Go slow but set limits. When we gutted our ski condo in western New York, I thoughtfully created an ideaboard of what I wanted (this was pre-Houzz). Then I bought samples–too many to count. While it’s important to take your time and pick what you like, I limit myself to four. Four tile samples, four backsplashes, four different grays for the wall. I’ve watched friends become paralyzed over their selections, forcing their contractor to stop dead in his/her tracks.
Pick a focal point. This will actually save you some money. For our current reno, my granite guy had a high level stone that a customer ordered and never used. It’s killer, and will also be the first thing people notice when they walk into the kitchen. The floor tile, backsplash and grout all complement the granite. I don’t need to spend a pretty penny on everything that’s going into the same room.
Respect your roots. This is not a first-time build, so we have to work within certain parameters. The farmhouse has an iron staircase, dark wood floors and mahogany walls. While I love balancing modern with rustic, this home has more of a warm, cabin feel. Since we are starting with the kitchen, I chose light, textured tile as a nod to the worn-in theme. The backsplash is masculine but reflective to bring in more light.
Learn some new tricks. Nick youtube-taught himself how to install sinks, toilets and even a skylight several projects ago. My friend Jessica rented a sander and refinished her floors while her husband was serving overseas. While not a trick, ripping out your own countertops or flooring can save you hundreds. Bonus: all the smashing, pulling and ripping will actually relieve some stress.
Leave it to the experts. My husband shocked himself once installing a light in a century home, so he always brings in an electrician. Since this home is old and will eventually become a rental, Jack (we’ve been on a first-name basis since reno three) will ensure all fixtures are safe. Matt, our floor subcontractor, helped me pick out a quality, cost-effective porcelain tile. These guys have mastered their trade over the years, so despite how much I love a fixture or sample I always trust their judgement.

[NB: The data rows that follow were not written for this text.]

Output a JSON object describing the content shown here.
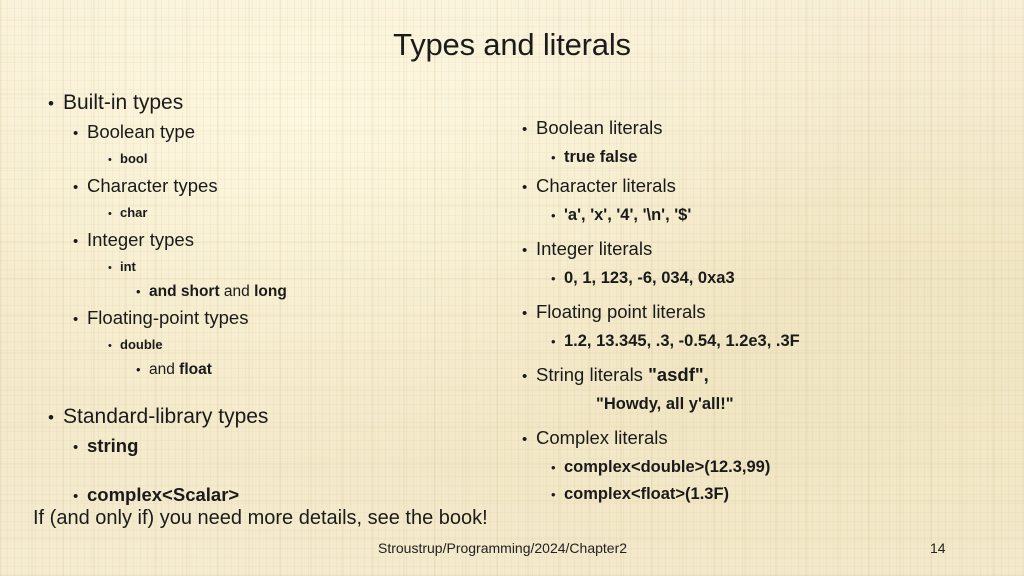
{
  "slide": {
    "title": "Types and literals",
    "bottom_note": "If (and only if) you need more details, see the book!",
    "footer": {
      "attribution": "Stroustrup/Programming/2024/Chapter2",
      "page_number": "14"
    },
    "bullet_glyph": "•",
    "background_color": "#f4ead0",
    "text_color": "#1a1a1a"
  },
  "left_column": {
    "heading1": "Built-in types",
    "boolean_type": "Boolean type",
    "bool_code": "bool",
    "character_types": "Character types",
    "char_code": "char",
    "integer_types": "Integer types",
    "int_code": "int",
    "and_short_bold": "and short",
    "and_plain": " and ",
    "long_bold": "long",
    "floating_point_types": "Floating-point types",
    "double_code": "double",
    "and_plain2": "and ",
    "float_bold": "float",
    "heading2": "Standard-library types",
    "string_code": "string",
    "complex_scalar_code": "complex<Scalar>"
  },
  "right_column": {
    "boolean_literals": "Boolean literals",
    "boolean_values": "true false",
    "character_literals": "Character literals",
    "character_values": "'a', 'x', '4', '\\n', '$'",
    "integer_literals": "Integer literals",
    "integer_values": "0, 1, 123, -6, 034, 0xa3",
    "floating_point_literals": "Floating point literals",
    "floating_point_values": "1.2, 13.345, .3, -0.54, 1.2e3, .3F",
    "string_literals_label": "String literals ",
    "string_literals_value1": "\"asdf\",",
    "string_literals_value2": "\"Howdy, all y'all!\"",
    "complex_literals": "Complex literals",
    "complex_double_value": "complex<double>(12.3,99)",
    "complex_float_value": "complex<float>(1.3F)"
  }
}
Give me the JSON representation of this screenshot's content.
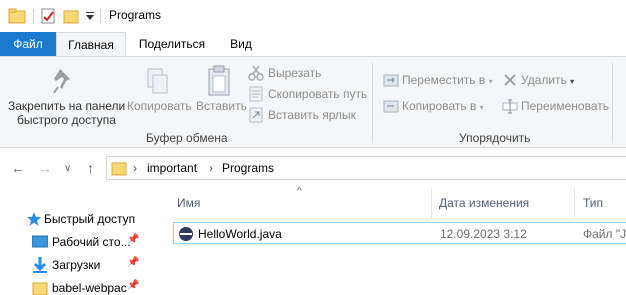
{
  "title_bar": {
    "title": "Programs",
    "quick_access_icons": [
      "folder-icon",
      "properties-icon",
      "new-folder-icon",
      "customize-chevron-icon"
    ]
  },
  "ribbon_tabs": [
    {
      "label": "Файл",
      "active": false
    },
    {
      "label": "Главная",
      "active": true
    },
    {
      "label": "Поделиться",
      "active": false
    },
    {
      "label": "Вид",
      "active": false
    }
  ],
  "ribbon": {
    "clipboard": {
      "pin_line1": "Закрепить на панели",
      "pin_line2": "быстрого доступа",
      "copy": "Копировать",
      "paste": "Вставить",
      "cut": "Вырезать",
      "copy_path": "Скопировать путь",
      "paste_shortcut": "Вставить ярлык",
      "group_label": "Буфер обмена"
    },
    "organize": {
      "move_to": "Переместить в",
      "copy_to": "Копировать в",
      "delete": "Удалить",
      "rename": "Переименовать",
      "group_label": "Упорядочить"
    }
  },
  "address_bar": {
    "crumbs": [
      "important",
      "Programs"
    ]
  },
  "navigation_pane": {
    "items": [
      {
        "label": "Быстрый доступ",
        "icon": "star-icon",
        "pinned": false
      },
      {
        "label": "Рабочий сто...",
        "icon": "desktop-icon",
        "pinned": true
      },
      {
        "label": "Загрузки",
        "icon": "download-icon",
        "pinned": true
      },
      {
        "label": "babel-webpac",
        "icon": "folder-icon",
        "pinned": true
      }
    ]
  },
  "file_list": {
    "columns": [
      "Имя",
      "Дата изменения",
      "Тип"
    ],
    "rows": [
      {
        "name": "HelloWorld.java",
        "modified": "12.09.2023 3:12",
        "type": "Файл \"J"
      }
    ]
  },
  "colors": {
    "file_tab": "#1979ca",
    "selection_border": "#99d1ff",
    "ribbon_bg": "#f5f6f7",
    "column_header_text": "#4c607a"
  }
}
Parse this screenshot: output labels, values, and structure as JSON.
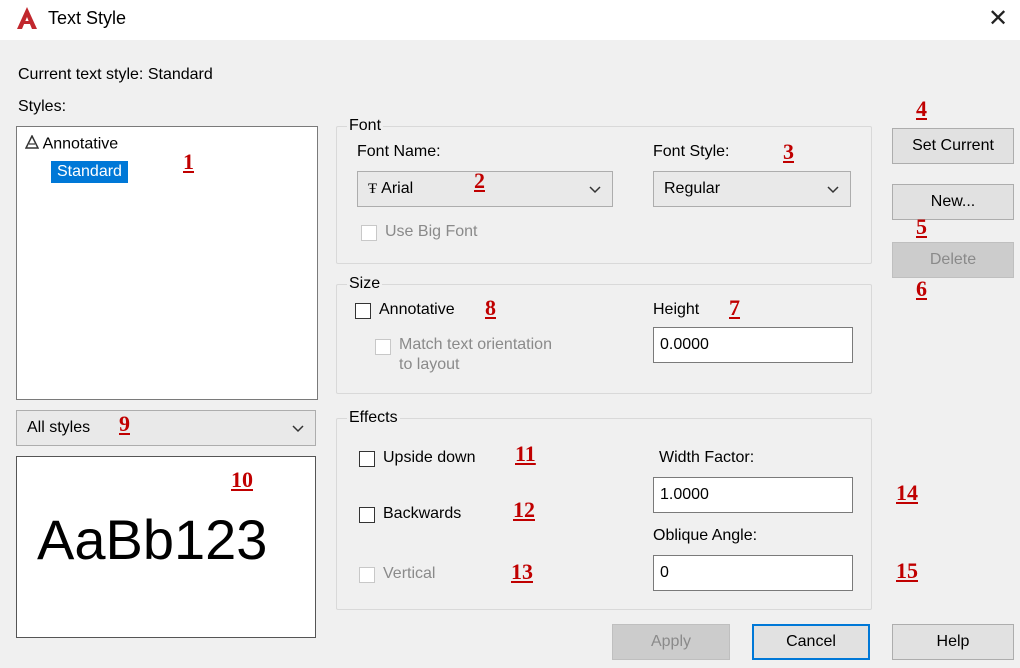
{
  "window": {
    "title": "Text Style",
    "close_glyph": "✕",
    "app_icon": "autocad-a-icon"
  },
  "current_style": {
    "label": "Current text style:",
    "value": "Standard"
  },
  "styles": {
    "label": "Styles:",
    "items": [
      {
        "label": "Annotative",
        "icon": "annotative-icon",
        "selected": false
      },
      {
        "label": "Standard",
        "selected": true
      }
    ],
    "filter": "All styles"
  },
  "preview": {
    "text": "AaBb123"
  },
  "font": {
    "group_label": "Font",
    "font_name_label": "Font Name:",
    "font_name_value": "Arial",
    "font_name_icon": "truetype-icon",
    "font_style_label": "Font Style:",
    "font_style_value": "Regular",
    "big_font_label": "Use Big Font"
  },
  "size": {
    "group_label": "Size",
    "annotative_label": "Annotative",
    "match_label_line1": "Match text orientation",
    "match_label_line2": "to layout",
    "height_label": "Height",
    "height_value": "0.0000"
  },
  "effects": {
    "group_label": "Effects",
    "upside_down_label": "Upside down",
    "backwards_label": "Backwards",
    "vertical_label": "Vertical",
    "width_factor_label": "Width Factor:",
    "width_factor_value": "1.0000",
    "oblique_label": "Oblique Angle:",
    "oblique_value": "0"
  },
  "buttons": {
    "set_current": "Set Current",
    "new": "New...",
    "delete": "Delete",
    "apply": "Apply",
    "cancel": "Cancel",
    "help": "Help"
  },
  "callouts": [
    "1",
    "2",
    "3",
    "4",
    "5",
    "6",
    "7",
    "8",
    "9",
    "10",
    "11",
    "12",
    "13",
    "14",
    "15"
  ],
  "colors": {
    "accent": "#0078d7",
    "callout": "#c00000",
    "brand": "#c1272d"
  }
}
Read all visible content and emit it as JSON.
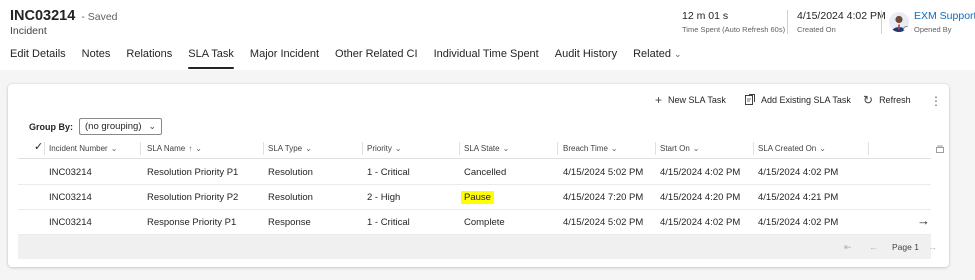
{
  "header": {
    "record_id": "INC03214",
    "saved_status": "- Saved",
    "record_type": "Incident",
    "time_spent_value": "12 m 01 s",
    "time_spent_label": "Time Spent (Auto Refresh 60s)",
    "created_on_value": "4/15/2024 4:02 PM",
    "created_on_label": "Created On",
    "owner_name": "EXM Support",
    "owner_label": "Opened By"
  },
  "tabs": [
    {
      "label": "Edit Details"
    },
    {
      "label": "Notes"
    },
    {
      "label": "Relations"
    },
    {
      "label": "SLA Task",
      "active": true
    },
    {
      "label": "Major Incident"
    },
    {
      "label": "Other Related CI"
    },
    {
      "label": "Individual Time Spent"
    },
    {
      "label": "Audit History"
    },
    {
      "label": "Related"
    }
  ],
  "commands": {
    "new_sla": "New SLA Task",
    "add_existing": "Add Existing SLA Task",
    "refresh": "Refresh"
  },
  "group_by": {
    "label": "Group By:",
    "value": "(no grouping)"
  },
  "grid": {
    "columns": [
      "Incident Number",
      "SLA Name",
      "SLA Type",
      "Priority",
      "SLA State",
      "Breach Time",
      "Start On",
      "SLA Created On"
    ],
    "rows": [
      [
        "INC03214",
        "Resolution Priority P1",
        "Resolution",
        "1 - Critical",
        "Cancelled",
        "4/15/2024 5:02 PM",
        "4/15/2024 4:02 PM",
        "4/15/2024 4:02 PM"
      ],
      [
        "INC03214",
        "Resolution Priority P2",
        "Resolution",
        "2 - High",
        "Pause",
        "4/15/2024 7:20 PM",
        "4/15/2024 4:20 PM",
        "4/15/2024 4:21 PM"
      ],
      [
        "INC03214",
        "Response Priority P1",
        "Response",
        "1 - Critical",
        "Complete",
        "4/15/2024 5:02 PM",
        "4/15/2024 4:02 PM",
        "4/15/2024 4:02 PM"
      ]
    ],
    "highlighted_value": "Pause",
    "highlight_color": "#ffff00"
  },
  "pagination": {
    "label": "Page 1"
  },
  "colors": {
    "accent": "#0f6cbd",
    "content_bg": "#f5f5f5"
  }
}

We aren’t Chip and Joanna Gaines just yet, but we’ve leaned enough to tackle these projects with gusto. Nick is a financial guy and I’m in the creative field which balances quite well when we divide and conquer the to-do list. Though building that trust took a great deal of fine-tuning (and beer). Fingers crossed this helps some other renovators breathe a little easier and share what’s kept them sane along the way.